Mbumba: Wie verhandelt man etwas? Man kann nicht jeden Namibier nach Deutschland und jeden Deutschen nach Namibia kommen lassen, um zu verhandeln. Man muss innerhalb der Autorität eines Staates verhandeln. Also haben wir mit unseren traditionellen Führern gesprochen. Aber Demokratie ist Demokratie: Sie werden immer auf ganz unterschiedliche Ansichten treffen. Das bedeutet nicht, dass wir sie nicht konsultiert haben. Nichts ist geheim. Wir sind bereit, unseren Menschen und den Menschen aus allen unseren Gemeinden zu dienen.
Würden Sie sagen, dass es ein Problem des Macht-Ungleichgewichts geben könnte, wenn man versucht, mit einer wohlhabenden Nation wie Deutschland zu verhandeln, die Sie auch als Entwicklungspartner brauchen?
Mbumba: Das ist eine berechtigte Frage. Aber wir haben unseren deutschen Freunden von Anfang an zu verstehen gegeben, dass die Frage des Völkermords eigenständig behandelt werden muss und dass die Institution, die geschaffen werden soll, um das Verlorene wiedergutzumachen, ebenfalls eigenständig handelt. Diese Dinge kann man nicht gegeneinander aufrechnen nach dem Motto: Wir helfen euch beim Bau einer Schule, deshalb können wir das Geld nicht mehr für Reparationen aufbringen.
Ist das für die deutsche Seite klar?
Mbumba: Sehr klar.
Namibia hat kürzlich die Einreisebestimmungen für Länder verschärft, die von Namibiern ein Visum verlangen. Halten Sie die Visumspflicht der westlichen Länder für ungerecht?
Mbumba: Ja, wir haben sie verschärft, weil sie es sind, die einige dieser Regeln eingeführt haben. Wir können nicht zulassen, dass unsere namibischen Bürger, selbst diejenigen mit Diplomatenpässen und offiziellen Pässen, hierher kommen und Demütigungen erleiden müssen.
Wir sagen also nicht, dass die Menschen nicht nach Namibia kommen sollen. Wir sagen nur, da ihr unsere Bürger so behandelt, werden wir das Gleiche auch von euren Bürgern verlangen.
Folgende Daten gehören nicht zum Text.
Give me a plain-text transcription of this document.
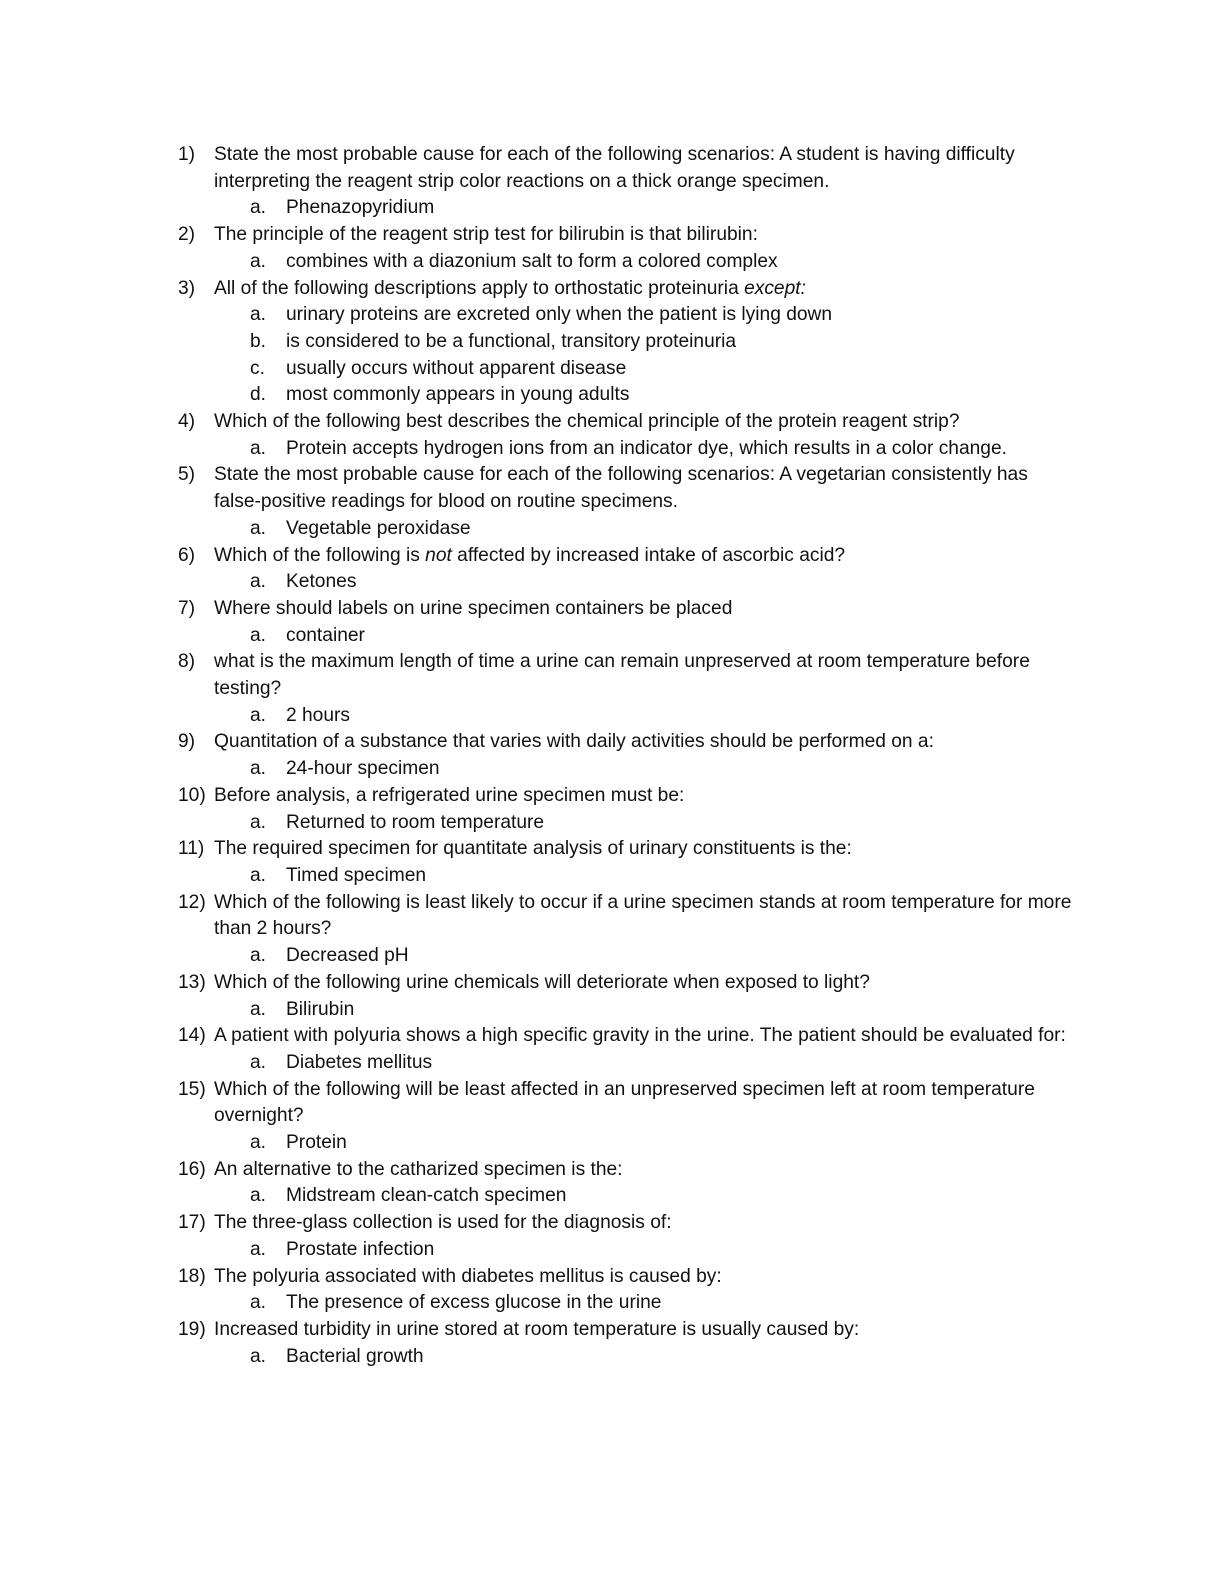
1) State the most probable cause for each of the following scenarios: A student is having difficulty interpreting the reagent strip color reactions on a thick orange specimen.
a. Phenazopyridium
2) The principle of the reagent strip test for bilirubin is that bilirubin:
a. combines with a diazonium salt to form a colored complex
3) All of the following descriptions apply to orthostatic proteinuria except:
a. urinary proteins are excreted only when the patient is lying down
b. is considered to be a functional, transitory proteinuria
c. usually occurs without apparent disease
d. most commonly appears in young adults
4) Which of the following best describes the chemical principle of the protein reagent strip?
a. Protein accepts hydrogen ions from an indicator dye, which results in a color change.
5) State the most probable cause for each of the following scenarios: A vegetarian consistently has false-positive readings for blood on routine specimens.
a. Vegetable peroxidase
6) Which of the following is not affected by increased intake of ascorbic acid?
a. Ketones
7) Where should labels on urine specimen containers be placed
a. container
8) what is the maximum length of time a urine can remain unpreserved at room temperature before testing?
a. 2 hours
9) Quantitation of a substance that varies with daily activities should be performed on a:
a. 24-hour specimen
10) Before analysis, a refrigerated urine specimen must be:
a. Returned to room temperature
11) The required specimen for quantitate analysis of urinary constituents is the:
a. Timed specimen
12) Which of the following is least likely to occur if a urine specimen stands at room temperature for more than 2 hours?
a. Decreased pH
13) Which of the following urine chemicals will deteriorate when exposed to light?
a. Bilirubin
14) A patient with polyuria shows a high specific gravity in the urine. The patient should be evaluated for:
a. Diabetes mellitus
15) Which of the following will be least affected in an unpreserved specimen left at room temperature overnight?
a. Protein
16) An alternative to the catharized specimen is the:
a. Midstream clean-catch specimen
17) The three-glass collection is used for the diagnosis of:
a. Prostate infection
18) The polyuria associated with diabetes mellitus is caused by:
a. The presence of excess glucose in the urine
19) Increased turbidity in urine stored at room temperature is usually caused by:
a. Bacterial growth
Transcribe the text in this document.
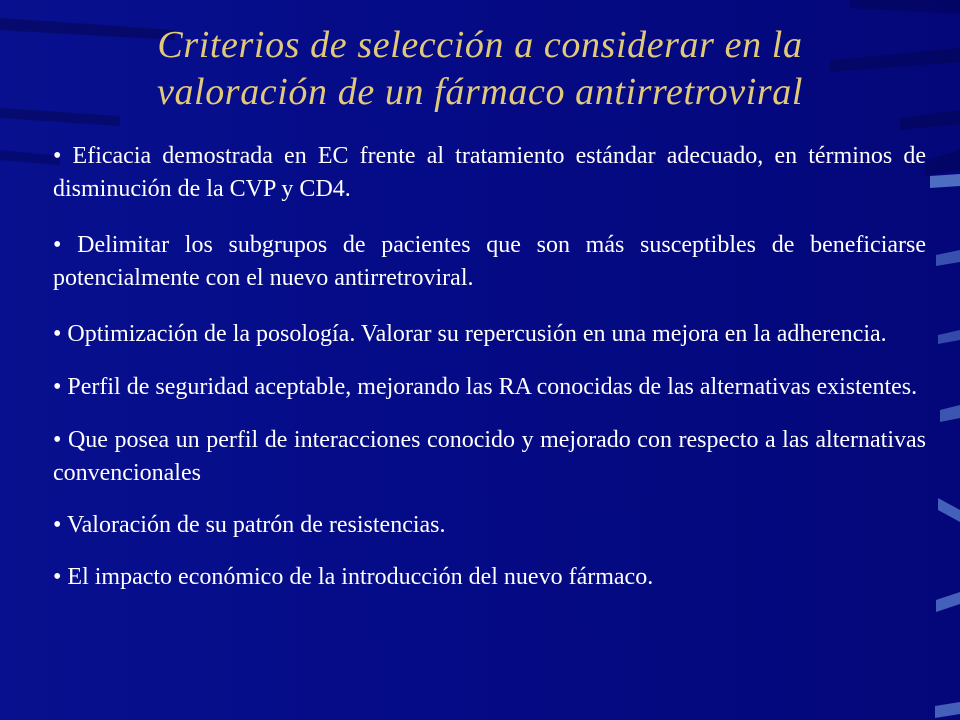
Criterios de selección a considerar en la
valoración de un fármaco antirretroviral
• Eficacia demostrada en EC frente al tratamiento estándar adecuado, en términos de disminución de la CVP y CD4.
• Delimitar los subgrupos de pacientes que son más susceptibles de beneficiarse potencialmente con el nuevo antirretroviral.
• Optimización de la posología. Valorar su repercusión en una mejora en la adherencia.
• Perfil de seguridad aceptable, mejorando las RA conocidas de las alternativas existentes.
• Que posea un perfil de interacciones conocido y mejorado con respecto a las alternativas convencionales
• Valoración de su patrón de resistencias.
• El impacto económico de la introducción del nuevo fármaco.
Wir geben Ihnen ein Visum bei der Ankunft - aber Sie zahlen dafür.
Wie können die Namibier sicher sein, dass ihre Lebensweise durch neue Bergbauaktivitäten ausländischer Unternehmen langfristig verbessert oder zumindest nicht gestört wird?
Mbumba: Der Bergbau sollte nicht als Schreckgespenst benutzt werden. Jetzt, wo wir die Bodenschätze haben, sagen andere Länder: "Baut nicht ab!". Welches Land hat ein Land je daran gehindert, seine eigenen Ressourcen abzubauen? Unsere Umweltvorschriften schreiben vor, welche Verfahren vor Beginn des Abbaus und bei der Schließung der Minen zu beachten sind.
Aber wenn Sie dieses Jahr Lithium haben, haben Sie Geld. Wenn Sie dieses Jahr Gold haben, haben Sie Geld. Wir haben nur die Pflicht, dafür zu sorgen, dass diese Ressourcen zum Nutzen aller verwendet werden - nicht einiger weniger, sondern aller Namibier.
Das Interview führte DW-Journalistin Josephine Mahachi bei der Hamburger Nachhaltigkeitskonferenz.